Stocks are benefiting from strong corporate earnings, investor excitement about the growth and potential of artificial intelligence and the prospect of a Fed rate cut, said Mark Zandi, chief economist at Moody’s Analytics.
“This is still a routine correction right now,” Zandi said of the current turmoil, but added that the situation requires careful monitoring. “Things can take on a life of their own.”
Should I be worried about a recession?
Not yet, maybe never.
The classic definition of a recession is two consecutive quarters of declining gross domestic product. Most recently, second-quarter GDP was a robust 2.8% after adjusting for inflation.
Nearly every economist agrees that a recession is not possible unless job growth turns negative for an extended period of time. And the U.S. economy has not yet approached that point.
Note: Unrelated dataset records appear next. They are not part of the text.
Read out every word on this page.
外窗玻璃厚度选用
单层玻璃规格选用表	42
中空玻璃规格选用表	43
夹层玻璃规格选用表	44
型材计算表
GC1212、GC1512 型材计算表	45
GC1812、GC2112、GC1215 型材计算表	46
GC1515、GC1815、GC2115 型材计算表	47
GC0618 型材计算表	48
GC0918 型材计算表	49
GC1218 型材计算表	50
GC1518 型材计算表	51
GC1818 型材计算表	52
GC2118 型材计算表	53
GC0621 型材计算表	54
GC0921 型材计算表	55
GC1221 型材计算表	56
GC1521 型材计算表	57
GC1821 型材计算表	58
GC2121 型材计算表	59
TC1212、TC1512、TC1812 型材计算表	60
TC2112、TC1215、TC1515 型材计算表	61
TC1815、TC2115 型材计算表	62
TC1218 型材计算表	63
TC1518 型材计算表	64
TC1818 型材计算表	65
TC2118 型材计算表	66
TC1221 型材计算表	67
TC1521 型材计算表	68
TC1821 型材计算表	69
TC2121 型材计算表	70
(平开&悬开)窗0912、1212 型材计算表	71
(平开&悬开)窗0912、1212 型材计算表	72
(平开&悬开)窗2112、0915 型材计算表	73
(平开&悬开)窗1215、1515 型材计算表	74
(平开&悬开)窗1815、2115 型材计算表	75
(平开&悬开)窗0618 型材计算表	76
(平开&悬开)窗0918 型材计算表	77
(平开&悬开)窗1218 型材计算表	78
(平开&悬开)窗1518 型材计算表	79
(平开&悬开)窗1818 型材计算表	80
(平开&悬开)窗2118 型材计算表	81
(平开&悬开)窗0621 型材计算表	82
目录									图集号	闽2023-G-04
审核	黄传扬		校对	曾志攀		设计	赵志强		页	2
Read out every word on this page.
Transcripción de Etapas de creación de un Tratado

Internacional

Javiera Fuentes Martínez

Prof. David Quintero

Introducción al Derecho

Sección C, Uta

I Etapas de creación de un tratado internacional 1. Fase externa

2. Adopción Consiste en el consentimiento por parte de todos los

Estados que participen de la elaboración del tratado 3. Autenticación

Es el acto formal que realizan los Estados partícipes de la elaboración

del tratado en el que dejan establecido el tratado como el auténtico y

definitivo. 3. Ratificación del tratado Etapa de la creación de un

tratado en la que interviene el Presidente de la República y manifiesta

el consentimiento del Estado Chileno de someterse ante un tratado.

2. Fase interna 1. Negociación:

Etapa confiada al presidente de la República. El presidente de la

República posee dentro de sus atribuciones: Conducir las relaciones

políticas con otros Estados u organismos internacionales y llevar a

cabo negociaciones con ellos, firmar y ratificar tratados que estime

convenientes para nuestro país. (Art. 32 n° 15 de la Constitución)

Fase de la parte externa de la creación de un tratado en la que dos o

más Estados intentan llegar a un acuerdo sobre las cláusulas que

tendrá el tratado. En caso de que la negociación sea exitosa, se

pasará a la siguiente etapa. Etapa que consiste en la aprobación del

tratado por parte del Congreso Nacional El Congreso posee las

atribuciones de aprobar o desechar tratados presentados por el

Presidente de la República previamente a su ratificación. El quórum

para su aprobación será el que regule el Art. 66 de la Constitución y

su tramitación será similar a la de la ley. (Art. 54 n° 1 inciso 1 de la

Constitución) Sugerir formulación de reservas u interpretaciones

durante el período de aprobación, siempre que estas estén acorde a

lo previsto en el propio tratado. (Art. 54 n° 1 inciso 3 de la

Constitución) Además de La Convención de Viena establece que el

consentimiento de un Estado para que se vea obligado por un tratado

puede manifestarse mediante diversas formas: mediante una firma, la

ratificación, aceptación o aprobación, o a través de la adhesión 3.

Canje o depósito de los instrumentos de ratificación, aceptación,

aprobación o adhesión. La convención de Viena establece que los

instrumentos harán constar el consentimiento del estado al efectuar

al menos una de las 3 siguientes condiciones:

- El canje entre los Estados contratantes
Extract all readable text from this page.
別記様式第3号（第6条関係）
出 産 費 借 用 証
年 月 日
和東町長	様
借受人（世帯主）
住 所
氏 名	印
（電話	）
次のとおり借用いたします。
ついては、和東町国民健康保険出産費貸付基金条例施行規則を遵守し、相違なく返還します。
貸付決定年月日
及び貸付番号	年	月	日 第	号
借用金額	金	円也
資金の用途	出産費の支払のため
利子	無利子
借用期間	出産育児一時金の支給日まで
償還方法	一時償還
Employers have added jobs every month since January 2021, when the economy began to recover from the pandemic. Most recently in July, job growth fell short of expectations but was still solidly positive, with 114,000 new payroll hires.
“I don’t see the fundamentals for an economic downturn,” said Jack Ablin, chief investment officer and co-founder of Cresset Capital.
Can anything be done to stop the decline in stocks?
Some investors have called for the Fed to cut interest rates as a sort of emergency move ahead of its meeting scheduled for mid-September to calm the sell-off.
Fed officials have taken such steps before, for example during the pandemic and the Great Recession. But analysts are skeptical that policymakers will intervene unless markets continue to stumble badly; imposing an immediate cut could make things worse by scaring people and causing a market crash.
“This is definitely not a very frustrating moment,” Zandi said.
What are the risks next?
With more people nervous about the economy, further declines in the stock market could erode confidence among businesses and consumers, leading to a pullback in hiring and spending. This would be a psychological boost, but economies are not immune to the fears or hopes of their human constituents.
Consumer spending, which drives the U.S. economy, has held up well in recent years thanks to steady job and wage growth, but there are signs from companies like McDonald’s and Starbucks that consumers are becoming more cautious.
High-income households account for a disproportionately large share of spending, supported by rising gains in housing and stock prices. A sharp decline in stocks would have the opposite effect, the so-called negative wealth effect, making wealthier households less willing to spend, which could lead to a recession.